Lihat ke Halaman Asli

Dr. Moses Simanjuntak

An Economist and A Statistician

Respon Bank Sentral terhadap Pandemi Virus Corona

Diperbarui: 21 Maret 2020   09:59

Kompasiana adalah platform blog. Konten ini menjadi tanggung jawab bloger dan tidak mewakili pandangan redaksi Kompas.

Ekonomi. Sumber ilustrasi: PEXELS/Caruizp

Sebelum WHO menetapkan kasus virus corona menjadi pandemi (11 Maret 2020), kondisi kinerja perekonomian Amerika di bawah pemerintahan Trump sudah berhasil dalam peningkatan tenaga kerja (maximum employment, a strong job market), inflasi mendekati 2% (price stability, symmetric 2 percent goal), pertumbuhan ekonomi, dan indeks pasar modal yang meningkat. 

Prestasi Trump dalam membangun perekonomian sudah lebih baik dibandingkan pendahulunya.

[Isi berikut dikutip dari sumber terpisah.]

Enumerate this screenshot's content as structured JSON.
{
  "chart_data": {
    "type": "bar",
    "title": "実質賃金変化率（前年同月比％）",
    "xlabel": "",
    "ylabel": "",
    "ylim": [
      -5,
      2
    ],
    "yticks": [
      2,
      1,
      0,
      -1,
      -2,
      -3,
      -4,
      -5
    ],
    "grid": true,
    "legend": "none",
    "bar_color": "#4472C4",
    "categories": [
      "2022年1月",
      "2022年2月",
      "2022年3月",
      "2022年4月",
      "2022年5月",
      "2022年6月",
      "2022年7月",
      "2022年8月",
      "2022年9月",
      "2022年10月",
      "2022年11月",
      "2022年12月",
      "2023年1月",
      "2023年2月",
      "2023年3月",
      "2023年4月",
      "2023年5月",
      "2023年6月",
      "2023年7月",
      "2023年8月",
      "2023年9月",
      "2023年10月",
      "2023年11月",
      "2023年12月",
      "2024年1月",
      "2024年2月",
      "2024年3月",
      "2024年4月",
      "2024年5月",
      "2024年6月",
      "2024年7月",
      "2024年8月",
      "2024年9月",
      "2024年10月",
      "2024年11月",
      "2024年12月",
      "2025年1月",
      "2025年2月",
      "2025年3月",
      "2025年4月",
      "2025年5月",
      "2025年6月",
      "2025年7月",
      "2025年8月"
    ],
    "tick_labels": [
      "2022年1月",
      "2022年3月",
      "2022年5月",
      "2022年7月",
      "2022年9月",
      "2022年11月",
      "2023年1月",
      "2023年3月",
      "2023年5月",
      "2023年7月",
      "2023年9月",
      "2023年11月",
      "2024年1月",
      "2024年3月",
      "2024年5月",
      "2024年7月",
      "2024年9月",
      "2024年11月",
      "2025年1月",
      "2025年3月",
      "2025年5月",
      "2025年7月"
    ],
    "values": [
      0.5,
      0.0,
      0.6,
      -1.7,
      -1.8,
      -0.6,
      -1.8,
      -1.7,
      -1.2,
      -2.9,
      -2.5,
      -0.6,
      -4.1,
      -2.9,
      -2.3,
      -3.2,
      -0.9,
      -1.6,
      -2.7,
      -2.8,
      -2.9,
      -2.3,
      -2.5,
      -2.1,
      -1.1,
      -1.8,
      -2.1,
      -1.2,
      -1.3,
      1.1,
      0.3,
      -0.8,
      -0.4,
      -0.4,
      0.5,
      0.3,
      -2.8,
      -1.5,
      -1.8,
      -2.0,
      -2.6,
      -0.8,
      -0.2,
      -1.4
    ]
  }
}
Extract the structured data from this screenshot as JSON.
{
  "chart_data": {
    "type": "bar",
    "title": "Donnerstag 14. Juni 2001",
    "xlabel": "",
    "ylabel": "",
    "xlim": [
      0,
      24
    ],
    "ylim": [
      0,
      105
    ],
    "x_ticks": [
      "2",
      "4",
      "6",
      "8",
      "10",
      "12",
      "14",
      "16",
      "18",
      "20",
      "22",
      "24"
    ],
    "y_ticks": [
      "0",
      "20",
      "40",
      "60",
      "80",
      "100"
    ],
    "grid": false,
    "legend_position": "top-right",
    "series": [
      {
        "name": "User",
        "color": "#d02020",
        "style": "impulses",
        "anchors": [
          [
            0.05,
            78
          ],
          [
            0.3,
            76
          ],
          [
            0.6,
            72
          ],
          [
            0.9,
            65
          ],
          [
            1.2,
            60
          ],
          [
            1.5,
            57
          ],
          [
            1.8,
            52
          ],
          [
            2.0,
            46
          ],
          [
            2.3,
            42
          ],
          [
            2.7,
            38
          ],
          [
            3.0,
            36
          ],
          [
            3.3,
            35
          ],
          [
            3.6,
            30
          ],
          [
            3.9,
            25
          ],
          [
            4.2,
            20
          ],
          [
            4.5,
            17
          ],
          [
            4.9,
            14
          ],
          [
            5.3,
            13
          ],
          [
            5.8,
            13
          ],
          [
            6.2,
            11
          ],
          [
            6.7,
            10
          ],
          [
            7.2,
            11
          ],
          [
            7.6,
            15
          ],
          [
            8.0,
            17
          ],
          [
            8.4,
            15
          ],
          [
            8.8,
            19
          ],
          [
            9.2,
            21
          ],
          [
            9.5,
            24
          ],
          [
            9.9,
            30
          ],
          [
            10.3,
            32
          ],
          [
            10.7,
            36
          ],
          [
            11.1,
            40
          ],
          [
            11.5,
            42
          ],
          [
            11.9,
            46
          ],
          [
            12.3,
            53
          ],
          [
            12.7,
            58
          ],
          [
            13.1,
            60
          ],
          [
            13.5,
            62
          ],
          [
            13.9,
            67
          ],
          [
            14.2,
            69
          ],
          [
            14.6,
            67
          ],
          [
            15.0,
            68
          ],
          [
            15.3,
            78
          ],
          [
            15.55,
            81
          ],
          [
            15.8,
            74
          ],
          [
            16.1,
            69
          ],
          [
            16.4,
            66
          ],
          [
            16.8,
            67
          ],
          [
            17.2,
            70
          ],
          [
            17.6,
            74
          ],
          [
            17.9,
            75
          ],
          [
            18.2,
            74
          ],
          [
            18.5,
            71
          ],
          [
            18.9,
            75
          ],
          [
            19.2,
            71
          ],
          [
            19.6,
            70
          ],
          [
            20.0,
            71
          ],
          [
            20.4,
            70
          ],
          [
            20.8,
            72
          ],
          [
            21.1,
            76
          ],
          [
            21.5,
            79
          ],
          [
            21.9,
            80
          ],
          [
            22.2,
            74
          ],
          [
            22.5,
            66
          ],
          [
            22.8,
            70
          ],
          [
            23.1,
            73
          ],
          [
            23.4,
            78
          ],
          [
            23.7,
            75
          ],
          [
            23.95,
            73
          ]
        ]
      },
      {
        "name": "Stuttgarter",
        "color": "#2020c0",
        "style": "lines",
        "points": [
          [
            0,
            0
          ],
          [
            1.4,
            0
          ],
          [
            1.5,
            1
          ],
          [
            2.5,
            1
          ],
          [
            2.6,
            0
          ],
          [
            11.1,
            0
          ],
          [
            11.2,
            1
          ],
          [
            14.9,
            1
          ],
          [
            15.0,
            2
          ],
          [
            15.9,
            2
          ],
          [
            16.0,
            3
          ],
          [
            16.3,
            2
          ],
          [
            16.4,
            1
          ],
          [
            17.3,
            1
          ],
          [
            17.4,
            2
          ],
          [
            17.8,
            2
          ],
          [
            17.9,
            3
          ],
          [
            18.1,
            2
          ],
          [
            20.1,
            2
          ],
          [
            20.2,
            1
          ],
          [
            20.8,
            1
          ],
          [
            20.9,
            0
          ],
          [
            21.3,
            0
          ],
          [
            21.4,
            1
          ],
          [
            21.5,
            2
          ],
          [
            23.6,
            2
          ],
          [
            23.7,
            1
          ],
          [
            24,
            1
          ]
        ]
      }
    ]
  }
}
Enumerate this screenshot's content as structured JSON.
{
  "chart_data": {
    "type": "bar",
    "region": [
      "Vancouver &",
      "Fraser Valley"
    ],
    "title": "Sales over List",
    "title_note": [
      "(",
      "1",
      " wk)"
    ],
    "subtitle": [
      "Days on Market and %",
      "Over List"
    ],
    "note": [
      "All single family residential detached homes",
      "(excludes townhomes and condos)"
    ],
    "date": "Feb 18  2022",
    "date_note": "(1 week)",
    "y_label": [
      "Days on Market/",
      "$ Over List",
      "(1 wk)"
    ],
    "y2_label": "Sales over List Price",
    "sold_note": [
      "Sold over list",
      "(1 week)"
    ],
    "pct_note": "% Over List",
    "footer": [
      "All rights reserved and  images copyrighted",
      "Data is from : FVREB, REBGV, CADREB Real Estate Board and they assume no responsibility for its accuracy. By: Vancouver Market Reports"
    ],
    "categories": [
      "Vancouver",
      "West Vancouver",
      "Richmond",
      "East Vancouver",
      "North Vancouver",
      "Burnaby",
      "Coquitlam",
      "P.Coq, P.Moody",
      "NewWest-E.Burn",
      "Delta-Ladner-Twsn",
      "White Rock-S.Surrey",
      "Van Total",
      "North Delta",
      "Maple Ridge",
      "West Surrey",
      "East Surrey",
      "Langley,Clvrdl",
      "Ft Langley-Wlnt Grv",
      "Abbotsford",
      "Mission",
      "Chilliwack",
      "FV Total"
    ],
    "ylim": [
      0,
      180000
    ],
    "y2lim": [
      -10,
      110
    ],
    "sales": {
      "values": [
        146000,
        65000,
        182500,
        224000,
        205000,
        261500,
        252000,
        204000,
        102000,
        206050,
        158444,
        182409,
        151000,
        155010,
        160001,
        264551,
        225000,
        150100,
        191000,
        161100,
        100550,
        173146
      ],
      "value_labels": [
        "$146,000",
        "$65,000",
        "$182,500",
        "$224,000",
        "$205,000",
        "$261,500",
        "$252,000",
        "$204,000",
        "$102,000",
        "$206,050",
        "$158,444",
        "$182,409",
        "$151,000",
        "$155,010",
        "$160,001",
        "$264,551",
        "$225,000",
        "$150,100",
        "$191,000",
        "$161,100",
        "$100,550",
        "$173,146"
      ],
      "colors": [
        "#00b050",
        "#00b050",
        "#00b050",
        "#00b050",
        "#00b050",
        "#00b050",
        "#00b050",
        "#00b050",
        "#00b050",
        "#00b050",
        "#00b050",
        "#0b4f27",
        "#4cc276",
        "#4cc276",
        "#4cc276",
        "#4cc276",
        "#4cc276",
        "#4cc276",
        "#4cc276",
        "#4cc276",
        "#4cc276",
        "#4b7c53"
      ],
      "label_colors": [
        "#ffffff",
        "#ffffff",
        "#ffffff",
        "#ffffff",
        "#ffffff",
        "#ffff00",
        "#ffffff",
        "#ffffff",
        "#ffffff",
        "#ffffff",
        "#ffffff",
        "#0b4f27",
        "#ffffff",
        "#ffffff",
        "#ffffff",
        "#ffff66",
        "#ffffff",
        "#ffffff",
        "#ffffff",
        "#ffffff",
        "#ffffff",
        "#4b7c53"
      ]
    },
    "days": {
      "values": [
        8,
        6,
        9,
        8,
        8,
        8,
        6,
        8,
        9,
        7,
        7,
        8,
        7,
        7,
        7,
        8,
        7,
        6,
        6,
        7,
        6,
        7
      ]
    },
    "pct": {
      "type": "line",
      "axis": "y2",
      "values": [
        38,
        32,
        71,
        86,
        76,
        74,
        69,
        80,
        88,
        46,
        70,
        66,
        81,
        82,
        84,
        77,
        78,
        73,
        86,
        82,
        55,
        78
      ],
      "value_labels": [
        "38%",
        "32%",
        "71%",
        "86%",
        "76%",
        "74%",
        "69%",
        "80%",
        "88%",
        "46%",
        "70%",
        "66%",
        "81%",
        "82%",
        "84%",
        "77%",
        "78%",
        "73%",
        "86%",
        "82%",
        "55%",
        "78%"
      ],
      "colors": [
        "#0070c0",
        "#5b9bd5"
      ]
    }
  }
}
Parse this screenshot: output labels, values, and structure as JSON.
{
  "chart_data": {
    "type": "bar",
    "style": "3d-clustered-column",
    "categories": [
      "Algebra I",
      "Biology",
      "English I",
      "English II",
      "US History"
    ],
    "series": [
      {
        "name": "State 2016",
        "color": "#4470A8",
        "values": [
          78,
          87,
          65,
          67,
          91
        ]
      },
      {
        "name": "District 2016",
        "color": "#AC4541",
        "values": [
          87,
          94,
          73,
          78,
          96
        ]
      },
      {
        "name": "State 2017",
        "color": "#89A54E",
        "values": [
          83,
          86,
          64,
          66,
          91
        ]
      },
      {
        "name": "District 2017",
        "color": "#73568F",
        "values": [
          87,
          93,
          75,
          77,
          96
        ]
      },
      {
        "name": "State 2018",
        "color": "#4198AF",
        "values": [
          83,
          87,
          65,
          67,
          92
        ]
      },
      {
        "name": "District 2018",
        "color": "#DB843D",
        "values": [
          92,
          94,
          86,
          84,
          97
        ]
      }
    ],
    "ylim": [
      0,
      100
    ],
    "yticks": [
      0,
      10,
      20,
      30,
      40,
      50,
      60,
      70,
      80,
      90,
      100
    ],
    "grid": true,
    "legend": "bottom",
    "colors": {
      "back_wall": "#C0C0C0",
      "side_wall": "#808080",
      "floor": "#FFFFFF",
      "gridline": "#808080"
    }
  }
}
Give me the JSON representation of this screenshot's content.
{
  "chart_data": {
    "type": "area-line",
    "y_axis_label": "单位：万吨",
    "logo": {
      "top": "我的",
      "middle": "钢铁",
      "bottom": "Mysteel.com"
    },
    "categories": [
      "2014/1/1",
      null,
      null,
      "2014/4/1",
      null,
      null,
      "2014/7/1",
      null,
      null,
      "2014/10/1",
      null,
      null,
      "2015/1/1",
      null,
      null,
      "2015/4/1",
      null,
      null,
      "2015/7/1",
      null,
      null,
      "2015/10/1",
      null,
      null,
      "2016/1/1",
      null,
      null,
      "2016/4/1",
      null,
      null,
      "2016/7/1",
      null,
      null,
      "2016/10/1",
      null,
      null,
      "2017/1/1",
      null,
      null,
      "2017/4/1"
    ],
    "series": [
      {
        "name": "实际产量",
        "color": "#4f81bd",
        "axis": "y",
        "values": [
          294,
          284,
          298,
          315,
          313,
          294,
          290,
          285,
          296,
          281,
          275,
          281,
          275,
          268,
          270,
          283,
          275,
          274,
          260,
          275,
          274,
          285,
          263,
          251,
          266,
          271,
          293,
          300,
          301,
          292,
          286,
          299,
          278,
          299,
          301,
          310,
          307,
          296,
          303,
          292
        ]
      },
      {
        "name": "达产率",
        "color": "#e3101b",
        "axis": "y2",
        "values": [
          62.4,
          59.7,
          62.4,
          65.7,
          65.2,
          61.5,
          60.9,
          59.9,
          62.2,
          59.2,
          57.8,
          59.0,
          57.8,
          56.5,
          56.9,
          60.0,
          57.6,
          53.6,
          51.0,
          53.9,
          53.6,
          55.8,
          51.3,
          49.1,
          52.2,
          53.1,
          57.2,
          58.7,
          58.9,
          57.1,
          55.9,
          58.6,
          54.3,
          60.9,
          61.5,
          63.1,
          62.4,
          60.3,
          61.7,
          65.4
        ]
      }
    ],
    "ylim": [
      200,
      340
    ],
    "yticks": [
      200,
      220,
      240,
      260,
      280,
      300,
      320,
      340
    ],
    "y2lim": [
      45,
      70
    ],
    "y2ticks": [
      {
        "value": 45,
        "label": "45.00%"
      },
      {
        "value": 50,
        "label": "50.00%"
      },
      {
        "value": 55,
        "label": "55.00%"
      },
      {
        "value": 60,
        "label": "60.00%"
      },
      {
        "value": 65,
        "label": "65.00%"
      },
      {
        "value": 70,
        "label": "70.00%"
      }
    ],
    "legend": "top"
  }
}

Bank Sentral Amerika, Federal Reserve (Desember, 2019) melaporkan 4 parameter proyeksi perekonomian Amerika, sebagai berikut: "Pertama, Inflasi, pada tahun 2020 memiliki proyeksi dari mediannya hampir menyentuh rate 2%, kemudian menaik secara gradual menjadi konsisten di rate 2% pada tahun 2023, 2024, dan seterusnya (Longer run). 

Kedua, Tingkat pengangguran, pada tahun 2020 memiliki proyeksi dari mediannya hampir menyentuh rate 3,5%, kemudian menaik secara gradual menjadi konsisten di rate 4% pada tahun 2023, 2024, dan seterusnya (Longer run). 

Ketiga, Suku bunga acuan (the federal funds rate), pada tahun 2020 memiliki proyeksi dari midpointnya menyebar hampir menyentuh rate 2%, kemudian menaik secara gradual menjadi konsisten di rate interval 2% sd 3,3% pada tahun 2023, 2024, dan seterusnya (Longer run). 

Terakhir, Pertumbuhan ekonomi (change in real GDP), pada tahun 2020 memiliki proyeksi dari mediannya menyentuh rate 2%, kemudian menurun secara landai menjadi konsisten di rate 1,9% pada tahun 2023, 2024, dan seterusnya (Longer run)". 

Federal Reserve menggunakan suku bunga acuan, the federal funds rate untuk mewujudkan 2 tujuan utama kebijakan moneternya, yaitu mengendalikan inflasi yang tetap dan tingkat pengangguran yang rendah.   

Namun setelah WHO menetapkan kasus virus corona menjadi pandemi, kebijakan moneter dan fiskal yang dikeluarkan oleh gudung putih maupun Federal Reserve tidak bisa membendung anjoknya pasar saham di Amerika yang sedang panik. 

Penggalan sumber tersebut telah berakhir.